Ho pensato solo a me stesso, il tutto per una stupida gara a cui francamente mi importa solo di vincere.
"Josh..." Dico soltanto.
Si alza in piedi e poi prosegue diritto ignorandomi del tutto.
"Josh, dammi almeno il tempo di spiegare la situazione."

Mancano cinque minuti alla fine dell'allenamento quindi dico a tutti i giocatori che possono ritirarsi negli spogliatoi per una doccia, mentre io starò qui.
Ad un tratto il mio telefono squilla. È Emily.
Rispondo in tempo zero salutandola in modo caloroso, almeno è questo ciò che risulta a me.
"Cosa fai?" Sento dall'altro capo del telefono.
Va subito al sodo, secca e decisa.
"Mi sto allenando" rispondo prontamente.
"Ah okay" ecco tutto ciò che dice.
Ormai le nostre telefonate si riducono a me che ogni giorno le dico la stessa cosa.
Stiamo esattamente cinquanta secondi di orologio al telefono e poi non ci sentiamo più fino al giorno dopo.
"Ti amo, lo sai" le dico ancora una volta come se dovessi mettere in chiaro le cose.
La sento sospirare dall'altro capo della cornetta, so che vorrebbe aggiungere qualcosa ma sta zitta, come al solito.
"Certo"
"Stai bene?" Domando.
"Sto così bene che è decisamente un mese che non ci vediamo.

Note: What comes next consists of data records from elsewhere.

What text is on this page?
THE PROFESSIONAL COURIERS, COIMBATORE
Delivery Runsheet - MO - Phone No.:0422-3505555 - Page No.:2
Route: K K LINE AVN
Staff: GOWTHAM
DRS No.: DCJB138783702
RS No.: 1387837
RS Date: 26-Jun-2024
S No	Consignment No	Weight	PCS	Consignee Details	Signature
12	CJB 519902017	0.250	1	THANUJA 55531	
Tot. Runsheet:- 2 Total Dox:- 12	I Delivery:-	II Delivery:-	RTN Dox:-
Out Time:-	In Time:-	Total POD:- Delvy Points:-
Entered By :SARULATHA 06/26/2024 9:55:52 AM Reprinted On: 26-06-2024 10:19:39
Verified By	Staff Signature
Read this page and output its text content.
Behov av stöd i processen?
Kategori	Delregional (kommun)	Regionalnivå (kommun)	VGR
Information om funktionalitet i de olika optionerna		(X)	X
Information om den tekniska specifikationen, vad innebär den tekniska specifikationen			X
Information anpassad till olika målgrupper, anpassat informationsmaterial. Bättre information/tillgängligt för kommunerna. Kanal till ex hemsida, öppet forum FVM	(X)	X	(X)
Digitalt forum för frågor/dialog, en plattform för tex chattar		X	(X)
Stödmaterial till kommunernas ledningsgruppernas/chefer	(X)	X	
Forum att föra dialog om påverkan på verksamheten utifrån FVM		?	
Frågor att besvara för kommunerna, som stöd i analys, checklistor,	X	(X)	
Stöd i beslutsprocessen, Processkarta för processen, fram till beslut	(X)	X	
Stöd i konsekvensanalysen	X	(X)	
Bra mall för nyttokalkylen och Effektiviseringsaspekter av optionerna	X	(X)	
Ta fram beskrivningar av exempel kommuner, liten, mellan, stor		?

Abitiamo uno di fronte all'altro e tutte le volte che vengo da te o mi apre Josh o mi apre la porta tua sorella. Di te non c'è nemmeno l'ombra. Non so cosa fai, non so con chi sei... Avevamo più contatti all'inzio quando non eravamo nulla. Non mi dici mai cosa ti stia succedendo. La tua famiglia, in questo caso Ines, ha bisogno di te. Josh ha bisogno di te, ed io pure. Quindi come pretendi che io stia bene se non so nemmeno cosa tu faccia nell'arco della tua giornata. Non mi basta più che tu mi dica 'ti amo' perché sinceramente se tu mi amassi non ti comporteresti in questo modo.
Detto ciò: appena hai qualche minuto da dedicare ai tuoi amici e anche alla tua fidanzata ricordati che siamo qui. Buona serata devo andare"
"Emily aspet..." Detto questo chiude la chiamata senza darmi il tempo di replicare.